Meta avait prévu de conclure un accord avec une centrale nucléaire pour alimenter son tout nouveau data center IA à l’énergie décarbonée, comme l’ont déjà fait la plupart des autres GAFAM. Mais ses plans sont finalement tombés à l’eau à cause d’un obstacle aussi insolite qu’inattendu. IL ne s’agit ni d’activistes antinucléaires ni d’opposants à la construction de cet énorme bâtiment ; d’après le Financial Times, le projet de Mark Zuckerberg s’est heurté à… une population d’abeilles rares et protégées.
Il est de notoriété public que le développement et l’exploitation des nouveaux modèles de machine learning qui fleurissent en ce moment nécessitent des puissances de calcul très importantes, et par extension, des quantités d’énergie souvent extrêmement importantes. L’entraînement des grands modèles de langage (LLM) comme les GPT d’OpenAI se compte typiquement en dizaines de gigawatts-heures — de quoi alimenter quelques milliers de domiciles pendant une année entière. Une considération très importante, sachant que ces systèmes deviennent de plus en plus courants.
L’année dernière, une étude suggérait que le machine learning pourrait consommer près de 4 % de l’électricité globale en 2030. Le Financial Times indique aussi qu’une requête textuelle adressée à un système comme ChatGPT consomme jusqu’ à 10 fois plus d’énergie qu’une recherche Google standard.

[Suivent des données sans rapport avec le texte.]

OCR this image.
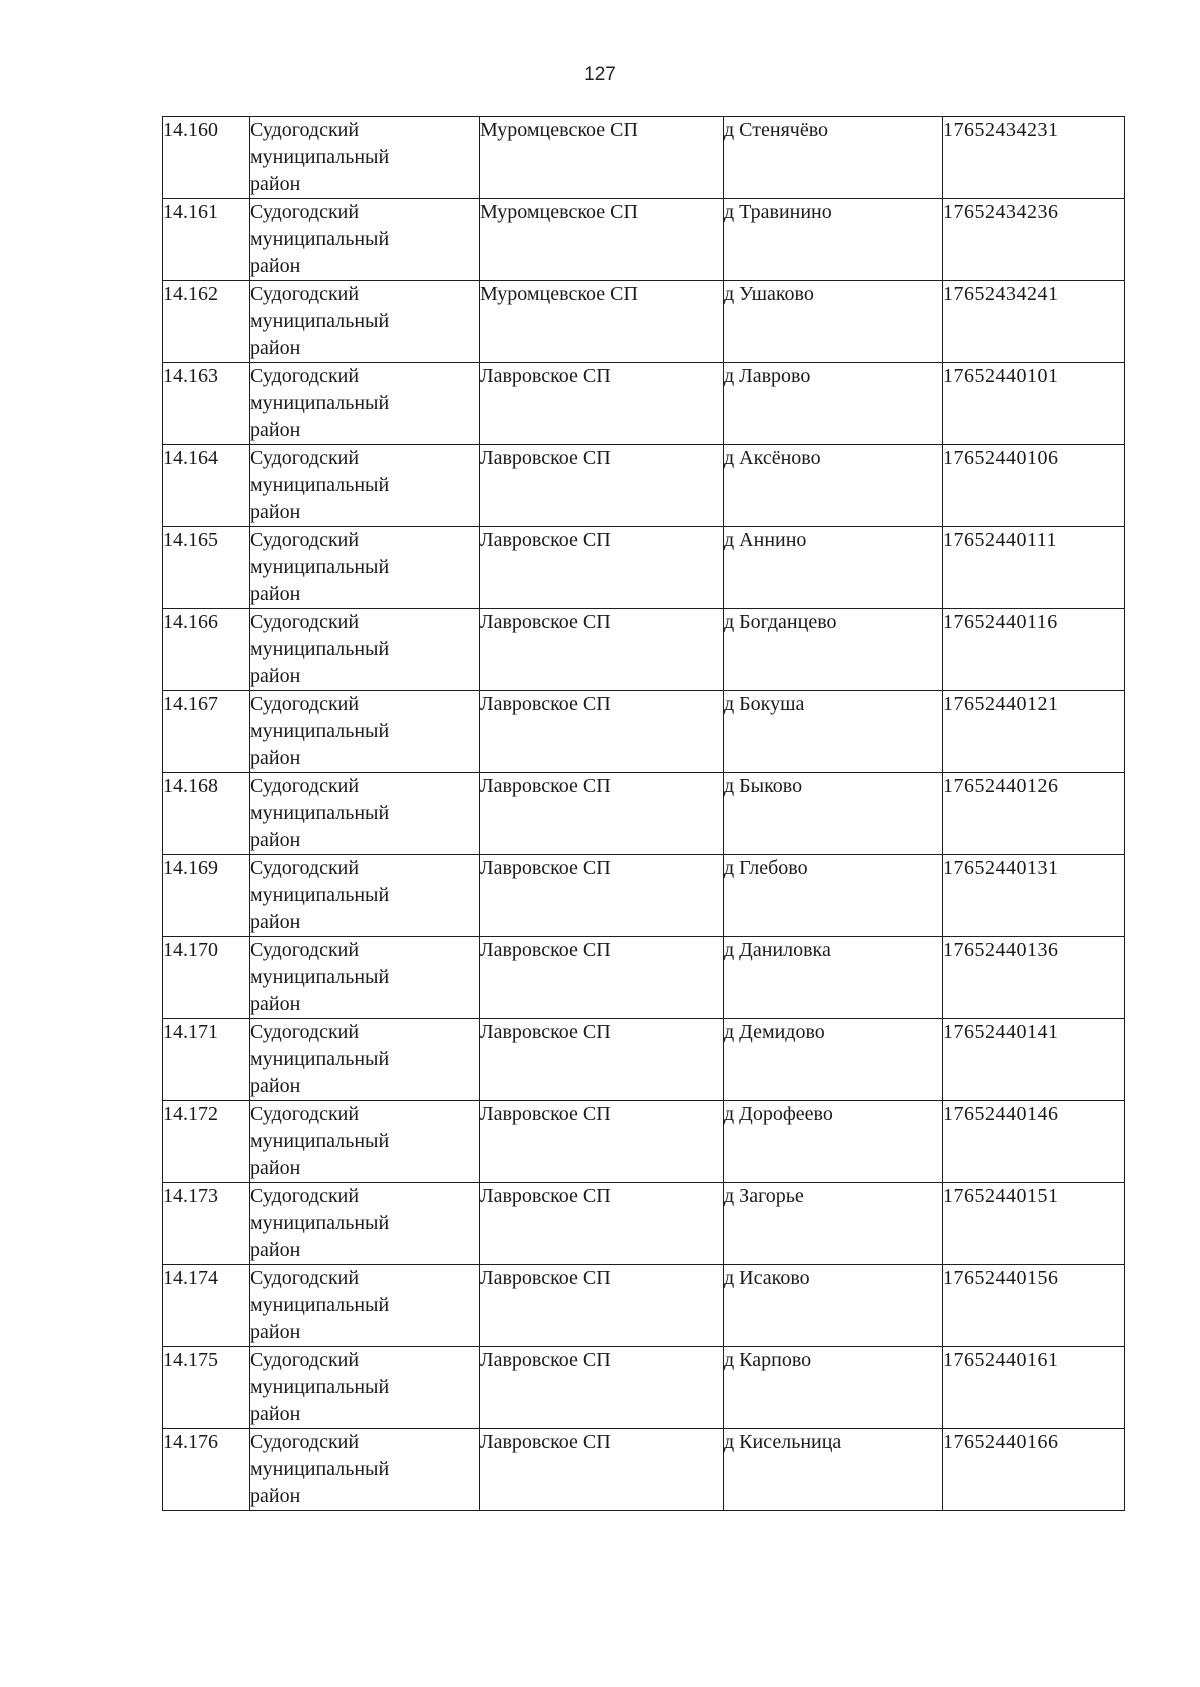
127
14.160	Судогодский муниципальный район	Муромцевское СП	д Стенячёво	17652434231
14.161	Судогодский муниципальный район	Муромцевское СП	д Травинино	17652434236
14.162	Судогодский муниципальный район	Муромцевское СП	д Ушаково	17652434241
14.163	Судогодский муниципальный район	Лавровское СП	д Лаврово	17652440101
14.164	Судогодский муниципальный район	Лавровское СП	д Аксёново	17652440106
14.165	Судогодский муниципальный район	Лавровское СП	д Аннино	17652440111
14.166	Судогодский муниципальный район	Лавровское СП	д Богданцево	17652440116
14.167	Судогодский муниципальный район	Лавровское СП	д Бокуша	17652440121
14.168	Судогодский муниципальный район	Лавровское СП	д Быково	17652440126
14.169	Судогодский муниципальный район	Лавровское СП	д Глебово	17652440131
14.170	Судогодский муниципальный район	Лавровское СП	д Даниловка	17652440136
14.171	Судогодский муниципальный район	Лавровское СП	д Демидово	17652440141
14.172	Судогодский муниципальный район	Лавровское СП	д Дорофеево	17652440146
14.173	Судогодский муниципальный район	Лавровское СП	д Загорье	17652440151
14.174	Судогодский муниципальный район	Лавровское СП	д Исаково	17652440156
14.175	Судогодский муниципальный район	Лавровское СП	д Карпово	17652440161
14.176	Судогодский муниципальный район	Лавровское СП	д Кисельница	17652440166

Il est donc crucial de faire en sorte que cette dynamique ne contribue pas excessivement au réchauffement climatique, dans un contexte où ce dernier est déjà en train d’échapper à tout contrôle.
Quand les insectes jouent les trouble-fêtes
Pour cette raison, mais aussi pour éviter de ternir leur image publique et de s’exposer à d’éventuelles sanctions, la Big Tech a commencé à tisser des liens étroits avec l’industrie de l’atome. Google, Microsoft et Amazon, par exemple, ont déjà signé des partenariats à centaines de millions de dollars avec des opérateurs de centrales nucléaires pour alimenter leurs infrastructures IA à l’avenir.
Meta comptait avait donc la ferme intention de leur emboîter le pas, dans un contexte où l’entreprise déploie déjà des efforts considérables pour se construire une image respectueuse de l’environnement. Elle affirme par exemple avoir réduit ses émissions de gaz à effet de serre de 94 % entre 2017 pour atteindre la neutralité carbone dès 2020. Une revendication plus que discutable, comme le souligne cet article de The Verge — mais qui montre bien à quel point l’entreprise soigne sa communication à ce niveau.
La prochaine étape devait être la signature d’un accord avec un opérateur de centrale nucléaire, avec l’objectif d’alimenter un nouveau centre de traitement de données qui devait être construit à proximité. Mais le projet est tombé à l’eau pour plusieurs raisons. Des sources proches du dossier citées par Financial Times mentionnent notamment quelques soucis d’ordre réglementaire… mais aussi « la découverte d’une espèce d’abeille rare à proximité du site où le data center devait être construit ».
Les sources en question ne précisent pas de quelle espèce il s’agit. En outre, elles n’indiquent pas explicitement si la présence de ces abeilles a été déterminante dans l’échec du projet ou s’il s’agissait simplement d’un facteur parmi d’autres. Mais ce qui est certain, c’est qu’il s’agit d’un revers dont Meta se serait bien passé. L’entreprise comptait beaucoup sur ce projet; Zuckerberg aurait notamment affirmé que si l’affaire avait été conclue, Meta aurait été « la première entreprise de la Big Tech à disposer d’une IA alimentée à l’énergie nucléaire ». Elle va désormais devoir explorer d’autres pistes pour griller la politesse à ses concurrents directs.
La Big Tech et le nucléaire en pleine idylle
Plus largement, il conviendra de suivre cette course au nucléaire avec une attention toute particulière. La Big Tech semble désormais y voir un facteur crucial dans les rapports de force qui vont façonner l’industrie de l’IA sur les prochaines années. Il n’est donc pas exclu que certains GAFAM finissent par commissionner des centrales 100 % dédiées à leurs data centers.
Le cas échéant, cela aurait des implications profondes à plusieurs niveaux : lobbying de la Big Tech dans le domaine de l’énergie, allocation de fonds massifs pour la recherche et développement dans ce domaine, négociations internationales pour l’approvisionnement en combustibles fissiles… Tout un programme. Rendez-vous d’ici quelques années pour voir si nous verrons un jour un réacteur nucléaire estampillé Google ou une mine d’uranium sous pavillon Meta sortir de terre.